« Je m'en occupe. »
La voix grave d'Ike Basara met fin à cette discussion qui s'éternise depuis trop longtemps. Il ne daigne même pas jeter un dernier regard à ses confrères, se levant avec dédain, un dédain qui l'imbibe par tous les pores, suant sur sa tenue trop propre pour un homme avec les mains et les idées si sales. Ses semelles parfaites couinent sur le sol brillant lorsqu'il quitte la pièce, l'immense porte grince lorsqu'elle s'ouvre pour le laisser partir, et c'est comme un prince, comme Le Prince qu'il est, qu'Ike laisse ces ancêtres s'user le peu de cervelles qui leurs restent, à propos de projets que leurs esprits étroits ne peuvent même pas envisager sérieusement.

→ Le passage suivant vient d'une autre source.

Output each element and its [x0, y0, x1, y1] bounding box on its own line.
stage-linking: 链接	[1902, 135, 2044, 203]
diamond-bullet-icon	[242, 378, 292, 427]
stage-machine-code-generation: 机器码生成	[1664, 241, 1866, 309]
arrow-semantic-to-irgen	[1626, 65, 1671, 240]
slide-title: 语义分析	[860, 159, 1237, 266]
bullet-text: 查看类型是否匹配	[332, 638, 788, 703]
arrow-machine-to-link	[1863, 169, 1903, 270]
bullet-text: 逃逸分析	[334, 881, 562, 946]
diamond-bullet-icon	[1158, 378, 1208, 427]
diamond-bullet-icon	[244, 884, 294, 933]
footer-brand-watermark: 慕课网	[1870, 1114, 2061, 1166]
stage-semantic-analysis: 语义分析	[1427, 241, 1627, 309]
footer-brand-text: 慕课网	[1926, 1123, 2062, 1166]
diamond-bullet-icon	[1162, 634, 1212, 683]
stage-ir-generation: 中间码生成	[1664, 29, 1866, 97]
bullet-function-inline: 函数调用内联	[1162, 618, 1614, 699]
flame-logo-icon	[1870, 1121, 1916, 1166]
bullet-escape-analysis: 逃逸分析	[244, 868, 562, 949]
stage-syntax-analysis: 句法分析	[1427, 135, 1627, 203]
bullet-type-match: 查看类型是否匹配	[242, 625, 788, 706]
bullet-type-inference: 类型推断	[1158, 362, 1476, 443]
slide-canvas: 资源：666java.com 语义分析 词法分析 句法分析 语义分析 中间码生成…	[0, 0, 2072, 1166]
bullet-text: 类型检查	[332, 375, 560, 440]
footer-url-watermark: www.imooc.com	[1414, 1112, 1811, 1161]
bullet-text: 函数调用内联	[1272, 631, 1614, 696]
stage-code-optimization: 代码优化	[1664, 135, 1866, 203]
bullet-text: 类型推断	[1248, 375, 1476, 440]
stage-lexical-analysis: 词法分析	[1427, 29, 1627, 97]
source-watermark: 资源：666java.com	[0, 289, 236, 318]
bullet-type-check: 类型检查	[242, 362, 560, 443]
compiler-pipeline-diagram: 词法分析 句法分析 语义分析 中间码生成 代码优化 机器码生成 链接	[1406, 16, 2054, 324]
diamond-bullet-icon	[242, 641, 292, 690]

Ike le sait. Pour reconstruire quelque chose sur les cendres d'Impel Down, il faut avoir l'esprit retord, tellement qu'il faudrait se surprendre soi-même en y songeant, se faire vomir d'horreur. Ces croulants autour de cette table ronde ont l'esprit trop droits, trop nobles, pour créer l'enfer sur terre. Un enfer capable de décourager les pirates, qui en viendraient à craindre la puissance pourtant écrasante du Gouvernement. Un enfer sur terre sorti d'un esprit vicieux et malade, qui ferait trembler de terreur ces femmes et ces enfants dans leurs chaumières. Au final, un enfer qui étoufferait dans l'oeuf l'idée même d'écumer les mers sous le pavillon noir.
En tombant sur la chaise devant son bureau, l'homme se passe une main sur le visage en soupirant. Jouant de ses doigts avec sa plume d'or sur un papier noble, il pense un temps à comment il envisage l'enfer. En fermant les yeux, la seule image qui lui vient est cette pièce avec cette table ronde, où ces confrères du troisième âge jactent pendant des heures. Il les compare souvent avec le sourire à des dindons dans leur étable, trop vieux pour chanter, ridicules avec leurs plumes qui sentent la boue et la crasse... Son enfer à lui se résumait à ça, et peu sont à même de comprendre ce qu'il endure à chaque fois qu'une de ces réunions est programmée. Il rêve, souvent, d'en finir, de s'en débarrasser pour faire les choses à sa manière mais il sait qu'il doit encore user de patience pour arriver à cette finalité.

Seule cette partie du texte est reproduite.